KUALA LUMPUR: A Malaysian inquiry panel recommended on Thursday (Nov 30) that veteran former leader Mahathir Mohamad and his one-time deputy, Anwar Ibrahim, face a criminal investigation into a multi-billion ringgit foreign exchange scandal in the 1990s.
The move against Prime Minister Najib Razak's most dangerous political rivals comes ahead of national polls that must be called by August next year.
An investigation into Mahathir and Anwar could help Najib deflect the opposition's accusations over his role in the billions of dollars that allegedly went missing from state fund 1Malaysia Development Berhad (1MDB). Najib has denied any wrongdoing related to 1MDB, though the long-running scandal continues to dog his premiership.
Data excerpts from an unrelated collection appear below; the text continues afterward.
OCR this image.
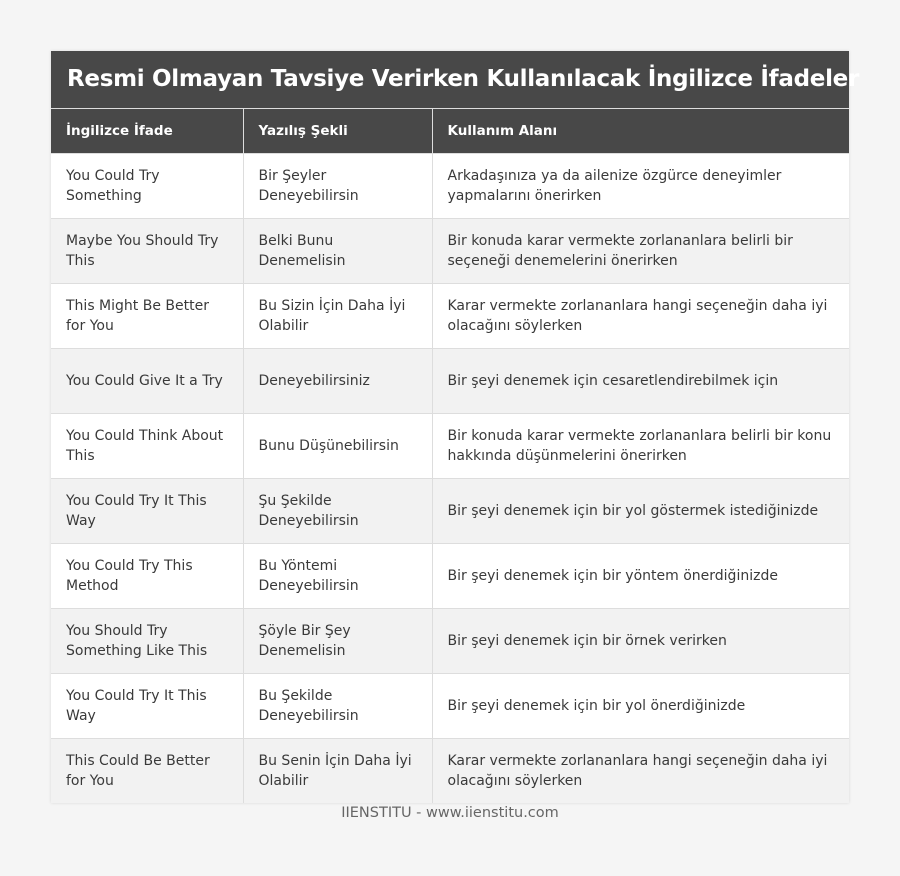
Resmi Olmayan Tavsiye Verirken Kullanılacak İngilizce İfadeler
İngilizce İfade	Yazılış Şekli	Kullanım Alanı
You Could Try Something	Bir Şeyler Deneyebilirsin	Arkadaşınıza ya da ailenize özgürce deneyimler yapmalarını önerirken
Maybe You Should Try This	Belki Bunu Denemelisin	Bir konuda karar vermekte zorlananlara belirli bir seçeneği denemelerini önerirken
This Might Be Better for You	Bu Sizin İçin Daha İyi Olabilir	Karar vermekte zorlananlara hangi seçeneğin daha iyi olacağını söylerken
You Could Give It a Try	Deneyebilirsiniz	Bir şeyi denemek için cesaretlendirebilmek için
You Could Think About This	Bunu Düşünebilirsin	Bir konuda karar vermekte zorlananlara belirli bir konu hakkında düşünmelerini önerirken
You Could Try It This Way	Şu Şekilde Deneyebilirsin	Bir şeyi denemek için bir yol göstermek istediğinizde
You Could Try This Method	Bu Yöntemi Deneyebilirsin	Bir şeyi denemek için bir yöntem önerdiğinizde
You Should Try Something Like This	Şöyle Bir Şey Denemelisin	Bir şeyi denemek için bir örnek verirken
You Could Try It This Way	Bu Şekilde Deneyebilirsin	Bir şeyi denemek için bir yol önerdiğinizde
This Could Be Better for You	Bu Senin İçin Daha İyi Olabilir	Karar vermekte zorlananlara hangi seçeneğin daha iyi olacağını söylerken
IIENSTITU - www.iienstitu.com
In a report presented to parliament, a royal commission said that Mahathir and Anwar, who was also finance minister, may have committed criminal breach of trust and cheated by allegedly underreporting losses of up to 30 billion ringgit (US$7.34 billion) borne by Bank Negara Malaysia (BNM) between 1992 and 1994.
"The minister of finance was also the main person responsible for withholding the fact and information of the forex losses to the Cabinet," the commission said in its recommendations.
"The prime minister, who also had knowledge of the forex losses, did not correct or offer more information when the losses informed to the cabinet were not the actual losses," the report read.
Najib's government said in June it had ordered a commission be formed to delve into the matter after a preliminary investigation found evidence of a possible cover up over the size of the losses.
Now aged 93, Mahathir served as prime minister for 22 years until he stepped down in 2003, and he currently chairs a fractured opposition alliance.
Last year, Mahathir set aside his old enmity with Anwar - who he had sacked in 1998 on charges of sodomy and corruption - in a bid to stop Najib winning a third consecutive term.
Anwar, arguably Malaysia's most charismatic politician, was convicted of sodomy for a second time in 2015, and is serving a jail sentence that prevents him from campaigning or contesting the coming election.
While Malaysian investigations into 1MDB have cleared Najib, probes into where its money went have been launched in several other countries.
The US Department of Justice, without naming Najib, has launched a series of civil suits, under its anti-kleptocracy programme, to seize assets believed to have been bought using money stolen from the state fund.